La tournée estivale représentait donc une occasion idéale de rappeler sa valeur au staff. Mais après avoir marqué contre la Nouvelle-Zélande, le Bordelais s’est blessé au mollet et a dû quitter le rassemblement.
Pendant ce temps, Théo Attissogbe et Aaron Grandidier-Nkanang ont marqué des points. Avec Louis Bielle-Biarrey également installé dans la hiérarchie, la concurrence à l’aile est devenue particulièrement féroce.
Penaud avait néanmoins parfaitement réagi à sa précédente mise à l’écart en réalisant une grosse fin de saison avec l’UBB, allant jusqu’à dépanner au centre. Une nouvelle séquence convaincante en club pourrait donc rapidement relancer son dossier.
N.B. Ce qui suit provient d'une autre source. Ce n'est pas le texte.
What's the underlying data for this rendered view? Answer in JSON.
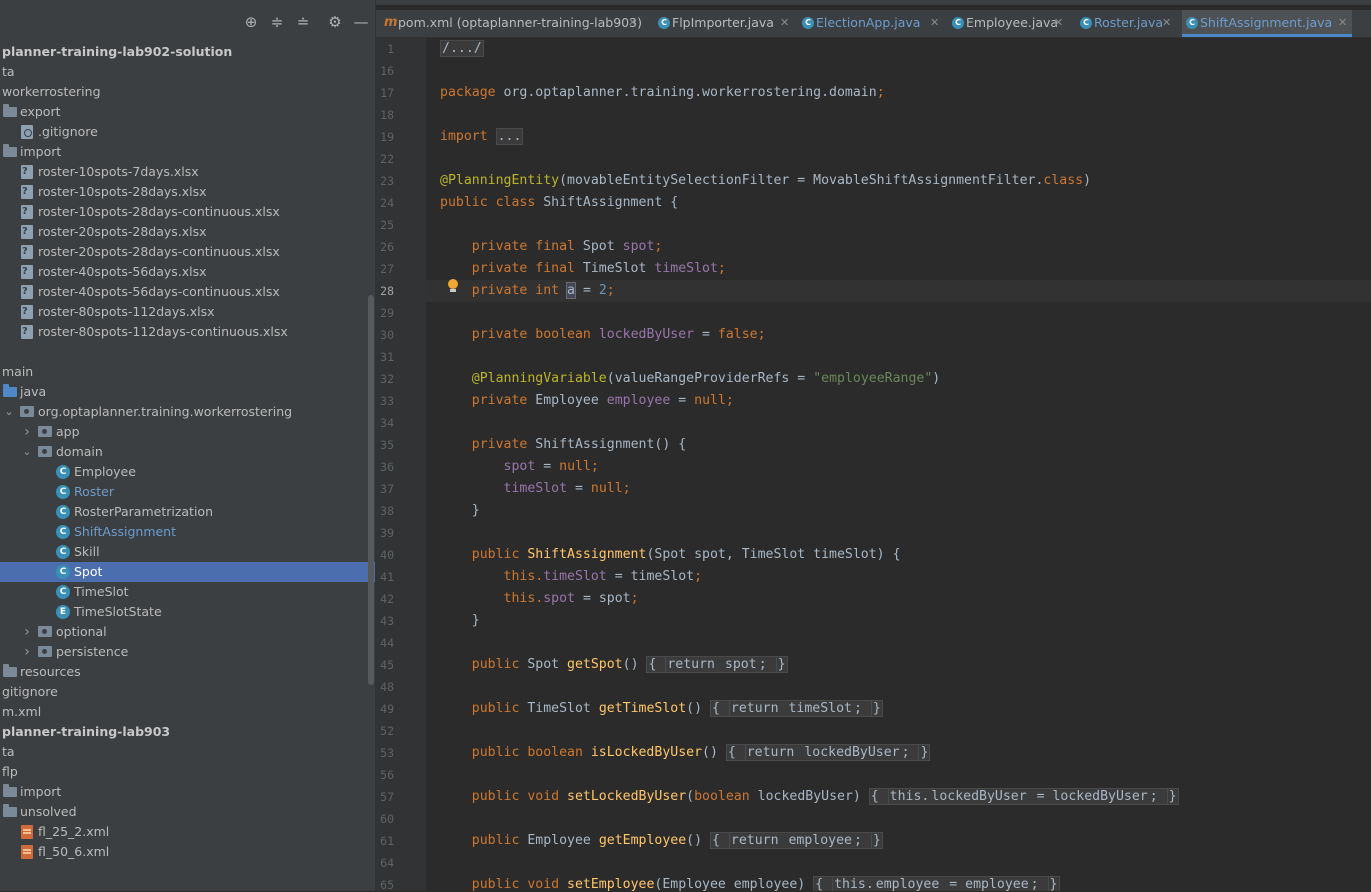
{
  "project_panel": {
    "toolbar_icons": [
      "locate-icon",
      "expand-all-icon",
      "collapse-all-icon",
      "gear-icon",
      "minimize-icon"
    ],
    "tree": [
      {
        "label": "planner-training-lab902-solution",
        "indent": -1,
        "icon": "",
        "chevron": "",
        "style": "bold"
      },
      {
        "label": "ta",
        "indent": -1,
        "icon": "",
        "chevron": "",
        "style": ""
      },
      {
        "label": "workerrostering",
        "indent": -1,
        "icon": "",
        "chevron": "",
        "style": ""
      },
      {
        "label": "export",
        "indent": 0,
        "icon": "folder",
        "chevron": "",
        "style": ""
      },
      {
        "label": ".gitignore",
        "indent": 1,
        "icon": "gitignore",
        "chevron": "",
        "style": ""
      },
      {
        "label": "import",
        "indent": 0,
        "icon": "folder",
        "chevron": "",
        "style": ""
      },
      {
        "label": "roster-10spots-7days.xlsx",
        "indent": 1,
        "icon": "xlsx",
        "chevron": "",
        "style": ""
      },
      {
        "label": "roster-10spots-28days.xlsx",
        "indent": 1,
        "icon": "xlsx",
        "chevron": "",
        "style": ""
      },
      {
        "label": "roster-10spots-28days-continuous.xlsx",
        "indent": 1,
        "icon": "xlsx",
        "chevron": "",
        "style": ""
      },
      {
        "label": "roster-20spots-28days.xlsx",
        "indent": 1,
        "icon": "xlsx",
        "chevron": "",
        "style": ""
      },
      {
        "label": "roster-20spots-28days-continuous.xlsx",
        "indent": 1,
        "icon": "xlsx",
        "chevron": "",
        "style": ""
      },
      {
        "label": "roster-40spots-56days.xlsx",
        "indent": 1,
        "icon": "xlsx",
        "chevron": "",
        "style": ""
      },
      {
        "label": "roster-40spots-56days-continuous.xlsx",
        "indent": 1,
        "icon": "xlsx",
        "chevron": "",
        "style": ""
      },
      {
        "label": "roster-80spots-112days.xlsx",
        "indent": 1,
        "icon": "xlsx",
        "chevron": "",
        "style": ""
      },
      {
        "label": "roster-80spots-112days-continuous.xlsx",
        "indent": 1,
        "icon": "xlsx",
        "chevron": "",
        "style": ""
      },
      {
        "label": "",
        "indent": -1,
        "icon": "",
        "chevron": "",
        "style": ""
      },
      {
        "label": "main",
        "indent": -1,
        "icon": "",
        "chevron": "",
        "style": ""
      },
      {
        "label": "java",
        "indent": 0,
        "icon": "folder-blue",
        "chevron": "",
        "style": ""
      },
      {
        "label": "org.optaplanner.training.workerrostering",
        "indent": 0,
        "icon": "package",
        "chevron": "down",
        "style": ""
      },
      {
        "label": "app",
        "indent": 1,
        "icon": "package",
        "chevron": "right",
        "style": ""
      },
      {
        "label": "domain",
        "indent": 1,
        "icon": "package",
        "chevron": "down",
        "style": ""
      },
      {
        "label": "Employee",
        "indent": 2,
        "icon": "class",
        "chevron": "",
        "style": ""
      },
      {
        "label": "Roster",
        "indent": 2,
        "icon": "class",
        "chevron": "",
        "style": "blue"
      },
      {
        "label": "RosterParametrization",
        "indent": 2,
        "icon": "class",
        "chevron": "",
        "style": ""
      },
      {
        "label": "ShiftAssignment",
        "indent": 2,
        "icon": "class",
        "chevron": "",
        "style": "blue"
      },
      {
        "label": "Skill",
        "indent": 2,
        "icon": "class",
        "chevron": "",
        "style": ""
      },
      {
        "label": "Spot",
        "indent": 2,
        "icon": "class",
        "chevron": "",
        "style": "selected"
      },
      {
        "label": "TimeSlot",
        "indent": 2,
        "icon": "class",
        "chevron": "",
        "style": ""
      },
      {
        "label": "TimeSlotState",
        "indent": 2,
        "icon": "enum",
        "chevron": "",
        "style": ""
      },
      {
        "label": "optional",
        "indent": 1,
        "icon": "package",
        "chevron": "right",
        "style": ""
      },
      {
        "label": "persistence",
        "indent": 1,
        "icon": "package",
        "chevron": "right",
        "style": ""
      },
      {
        "label": "resources",
        "indent": 0,
        "icon": "folder",
        "chevron": "",
        "style": ""
      },
      {
        "label": "gitignore",
        "indent": -1,
        "icon": "",
        "chevron": "",
        "style": ""
      },
      {
        "label": "m.xml",
        "indent": -1,
        "icon": "",
        "chevron": "",
        "style": ""
      },
      {
        "label": "planner-training-lab903",
        "indent": -1,
        "icon": "",
        "chevron": "",
        "style": "bold"
      },
      {
        "label": "ta",
        "indent": -1,
        "icon": "",
        "chevron": "",
        "style": ""
      },
      {
        "label": "flp",
        "indent": -1,
        "icon": "",
        "chevron": "",
        "style": ""
      },
      {
        "label": "import",
        "indent": 0,
        "icon": "folder",
        "chevron": "",
        "style": ""
      },
      {
        "label": "unsolved",
        "indent": 0,
        "icon": "folder",
        "chevron": "",
        "style": ""
      },
      {
        "label": "fl_25_2.xml",
        "indent": 1,
        "icon": "xml",
        "chevron": "",
        "style": ""
      },
      {
        "label": "fl_50_6.xml",
        "indent": 1,
        "icon": "xml",
        "chevron": "",
        "style": ""
      }
    ]
  },
  "tabs": [
    {
      "label": "pom.xml (optaplanner-training-lab903)",
      "icon": "maven",
      "active": false,
      "blue": false
    },
    {
      "label": "FlpImporter.java",
      "icon": "class",
      "active": false,
      "blue": false
    },
    {
      "label": "ElectionApp.java",
      "icon": "class",
      "active": false,
      "blue": true
    },
    {
      "label": "Employee.java",
      "icon": "class",
      "active": false,
      "blue": false
    },
    {
      "label": "Roster.java",
      "icon": "class",
      "active": false,
      "blue": true
    },
    {
      "label": "ShiftAssignment.java",
      "icon": "class",
      "active": true,
      "blue": true
    }
  ],
  "editor": {
    "current_line": "28",
    "lines": [
      {
        "n": "1",
        "fold": true,
        "tokens": [
          [
            "fold",
            "/.../"
          ]
        ]
      },
      {
        "n": "16",
        "tokens": []
      },
      {
        "n": "17",
        "tokens": [
          [
            "kw",
            "package "
          ],
          [
            "gr",
            "org.optaplanner.training.workerrostering.domain"
          ],
          [
            "kw",
            ";"
          ]
        ]
      },
      {
        "n": "18",
        "tokens": []
      },
      {
        "n": "19",
        "fold": true,
        "tokens": [
          [
            "kw",
            "import "
          ],
          [
            "fold",
            "..."
          ]
        ]
      },
      {
        "n": "22",
        "tokens": []
      },
      {
        "n": "23",
        "tokens": [
          [
            "an",
            "@PlanningEntity"
          ],
          [
            "gr",
            "(movableEntitySelectionFilter = MovableShiftAssignmentFilter."
          ],
          [
            "kw",
            "class"
          ],
          [
            "gr",
            ")"
          ]
        ]
      },
      {
        "n": "24",
        "tokens": [
          [
            "kw",
            "public class "
          ],
          [
            "gr",
            "ShiftAssignment {"
          ]
        ]
      },
      {
        "n": "25",
        "tokens": []
      },
      {
        "n": "26",
        "tokens": [
          [
            "gr",
            "    "
          ],
          [
            "kw",
            "private final "
          ],
          [
            "gr",
            "Spot "
          ],
          [
            "fd",
            "spot"
          ],
          [
            "kw",
            ";"
          ]
        ]
      },
      {
        "n": "27",
        "tokens": [
          [
            "gr",
            "    "
          ],
          [
            "kw",
            "private final "
          ],
          [
            "gr",
            "TimeSlot "
          ],
          [
            "fd",
            "timeSlot"
          ],
          [
            "kw",
            ";"
          ]
        ]
      },
      {
        "n": "28",
        "tokens": [
          [
            "gr",
            "    "
          ],
          [
            "kw",
            "private int "
          ],
          [
            "caret",
            "a"
          ],
          [
            "gr",
            " = "
          ],
          [
            "nm",
            "2"
          ],
          [
            "kw",
            ";"
          ]
        ]
      },
      {
        "n": "29",
        "tokens": []
      },
      {
        "n": "30",
        "tokens": [
          [
            "gr",
            "    "
          ],
          [
            "kw",
            "private boolean "
          ],
          [
            "fd",
            "lockedByUser"
          ],
          [
            "gr",
            " = "
          ],
          [
            "kw",
            "false;"
          ]
        ]
      },
      {
        "n": "31",
        "tokens": []
      },
      {
        "n": "32",
        "tokens": [
          [
            "gr",
            "    "
          ],
          [
            "an",
            "@PlanningVariable"
          ],
          [
            "gr",
            "(valueRangeProviderRefs = "
          ],
          [
            "st",
            "\"employeeRange\""
          ],
          [
            "gr",
            ")"
          ]
        ]
      },
      {
        "n": "33",
        "tokens": [
          [
            "gr",
            "    "
          ],
          [
            "kw",
            "private "
          ],
          [
            "gr",
            "Employee "
          ],
          [
            "fd",
            "employee"
          ],
          [
            "gr",
            " = "
          ],
          [
            "kw",
            "null;"
          ]
        ]
      },
      {
        "n": "34",
        "tokens": []
      },
      {
        "n": "35",
        "fold": true,
        "tokens": [
          [
            "gr",
            "    "
          ],
          [
            "kw",
            "private "
          ],
          [
            "gr",
            "ShiftAssignment() {"
          ]
        ]
      },
      {
        "n": "36",
        "tokens": [
          [
            "gr",
            "        "
          ],
          [
            "fd",
            "spot"
          ],
          [
            "gr",
            " = "
          ],
          [
            "kw",
            "null;"
          ]
        ]
      },
      {
        "n": "37",
        "tokens": [
          [
            "gr",
            "        "
          ],
          [
            "fd",
            "timeSlot"
          ],
          [
            "gr",
            " = "
          ],
          [
            "kw",
            "null;"
          ]
        ]
      },
      {
        "n": "38",
        "fold": true,
        "tokens": [
          [
            "gr",
            "    }"
          ]
        ]
      },
      {
        "n": "39",
        "tokens": []
      },
      {
        "n": "40",
        "fold": true,
        "tokens": [
          [
            "gr",
            "    "
          ],
          [
            "kw",
            "public "
          ],
          [
            "mt",
            "ShiftAssignment"
          ],
          [
            "gr",
            "(Spot spot, TimeSlot timeSlot) {"
          ]
        ]
      },
      {
        "n": "41",
        "tokens": [
          [
            "gr",
            "        "
          ],
          [
            "kw",
            "this."
          ],
          [
            "fd",
            "timeSlot"
          ],
          [
            "gr",
            " = timeSlot"
          ],
          [
            "kw",
            ";"
          ]
        ]
      },
      {
        "n": "42",
        "tokens": [
          [
            "gr",
            "        "
          ],
          [
            "kw",
            "this."
          ],
          [
            "fd",
            "spot"
          ],
          [
            "gr",
            " = spot"
          ],
          [
            "kw",
            ";"
          ]
        ]
      },
      {
        "n": "43",
        "fold": true,
        "tokens": [
          [
            "gr",
            "    }"
          ]
        ]
      },
      {
        "n": "44",
        "tokens": []
      },
      {
        "n": "45",
        "fold": true,
        "tokens": [
          [
            "gr",
            "    "
          ],
          [
            "kw",
            "public "
          ],
          [
            "gr",
            "Spot "
          ],
          [
            "mt",
            "getSpot"
          ],
          [
            "gr",
            "() "
          ],
          [
            "fold",
            "{ "
          ],
          [
            "foldkw",
            "return "
          ],
          [
            "foldfd",
            "spot"
          ],
          [
            "foldkw",
            "; "
          ],
          [
            "fold",
            "}"
          ]
        ]
      },
      {
        "n": "48",
        "tokens": []
      },
      {
        "n": "49",
        "fold": true,
        "tokens": [
          [
            "gr",
            "    "
          ],
          [
            "kw",
            "public "
          ],
          [
            "gr",
            "TimeSlot "
          ],
          [
            "mt",
            "getTimeSlot"
          ],
          [
            "gr",
            "() "
          ],
          [
            "fold",
            "{ "
          ],
          [
            "foldkw",
            "return "
          ],
          [
            "foldfd",
            "timeSlot"
          ],
          [
            "foldkw",
            "; "
          ],
          [
            "fold",
            "}"
          ]
        ]
      },
      {
        "n": "52",
        "tokens": []
      },
      {
        "n": "53",
        "fold": true,
        "tokens": [
          [
            "gr",
            "    "
          ],
          [
            "kw",
            "public boolean "
          ],
          [
            "mt",
            "isLockedByUser"
          ],
          [
            "gr",
            "() "
          ],
          [
            "fold",
            "{ "
          ],
          [
            "foldkw",
            "return "
          ],
          [
            "foldfd",
            "lockedByUser"
          ],
          [
            "foldkw",
            "; "
          ],
          [
            "fold",
            "}"
          ]
        ]
      },
      {
        "n": "56",
        "tokens": []
      },
      {
        "n": "57",
        "fold": true,
        "tokens": [
          [
            "gr",
            "    "
          ],
          [
            "kw",
            "public void "
          ],
          [
            "mt",
            "setLockedByUser"
          ],
          [
            "gr",
            "("
          ],
          [
            "kw",
            "boolean "
          ],
          [
            "gr",
            "lockedByUser) "
          ],
          [
            "fold",
            "{ "
          ],
          [
            "foldkw",
            "this."
          ],
          [
            "foldfd",
            "lockedByUser"
          ],
          [
            "foldgr",
            " = lockedByUser"
          ],
          [
            "foldkw",
            "; "
          ],
          [
            "fold",
            "}"
          ]
        ]
      },
      {
        "n": "60",
        "tokens": []
      },
      {
        "n": "61",
        "fold": true,
        "tokens": [
          [
            "gr",
            "    "
          ],
          [
            "kw",
            "public "
          ],
          [
            "gr",
            "Employee "
          ],
          [
            "mt",
            "getEmployee"
          ],
          [
            "gr",
            "() "
          ],
          [
            "fold",
            "{ "
          ],
          [
            "foldkw",
            "return "
          ],
          [
            "foldfd",
            "employee"
          ],
          [
            "foldkw",
            "; "
          ],
          [
            "fold",
            "}"
          ]
        ]
      },
      {
        "n": "64",
        "tokens": []
      },
      {
        "n": "65",
        "fold": true,
        "tokens": [
          [
            "gr",
            "    "
          ],
          [
            "kw",
            "public void "
          ],
          [
            "mt",
            "setEmployee"
          ],
          [
            "gr",
            "(Employee employee) "
          ],
          [
            "fold",
            "{ "
          ],
          [
            "foldkw",
            "this."
          ],
          [
            "foldfd",
            "employee"
          ],
          [
            "foldgr",
            " = employee"
          ],
          [
            "foldkw",
            "; "
          ],
          [
            "fold",
            "}"
          ]
        ]
      }
    ]
  }
}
Pour Gaël Fickou, le défi apparaît encore plus important.
À 32 ans et 98 sélections, le nouveau Toulonnais n’a plus porté le maillot français depuis le 22 novembre. Surtout, une nouvelle génération s’est installée au centre.
Son transfert du Racing 92 vers le Rugby Club Toulonnais répond d’ailleurs directement à cette volonté de se relancer :
« J’avais besoin de me challenger. Revenir au RCT était la meilleure solution pour me redonner un petit coup de flamme. »
Fickou sait que son statut passé ne lui garantira absolument rien.
À un an du Mondial, il place donc son avenir international entre ses propres mains :
« Pour la Coupe du monde, Fabien Galthié ne prendra que les meilleurs (…) Donc à moi d’être bon avec Toulon. »
Le défi est immense. Yoram Moefana et Fabien Brau-Boirie ont marqué de gros points cet été, tandis que Nicolas Depoortere, Émilien Gailleton, Pierre-Louis Barassi ou encore Kalvin Gourgues constituent autant de concurrents.
Alldritt n’est plus intouchable
Le déclassement de Grégory Alldritt aurait lui aussi semblé difficilement imaginable il y a encore quelques saisons.
Longtemps incontournable en troisième ligne, le Rochelais n’a plus joué avec les Bleus depuis le 22 novembre. Lors du dernier Tournoi, Anthony Jelonch et Charles Ollivon lui ont notamment été préférés, avec Lenni Nouchi également utilisé.
Une blessure au mollet a ensuite privé Alldritt de la fenêtre internationale estivale. Et son absence a profité à Marko Gazzotti.
Le Bordelais a réalisé des prestations convaincantes et possède également un argument précieux : sa capacité à évoluer à plusieurs postes de la troisième ligne.
Cette polyvalence est devenue particulièrement présente parmi les prétendants puisque Jelonch, Ollivon, Mickaël Guillard, Alexandre Roumat ou Temo Matiu offrent eux aussi différentes possibilités au staff tricolore.
Alldritt conserve évidemment une immense expérience avec ses 58 sélections, mais son statut ne suffit plus. Sa bonne fin de saison avec La Rochelle et sa préparation estivale complète doivent désormais lui permettre de repartir à l’assaut de la hiérarchie.
Pour Penaud, Fickou comme Alldritt, la course au Mondial 2027 commence donc réellement dès les premières journées de Top 14.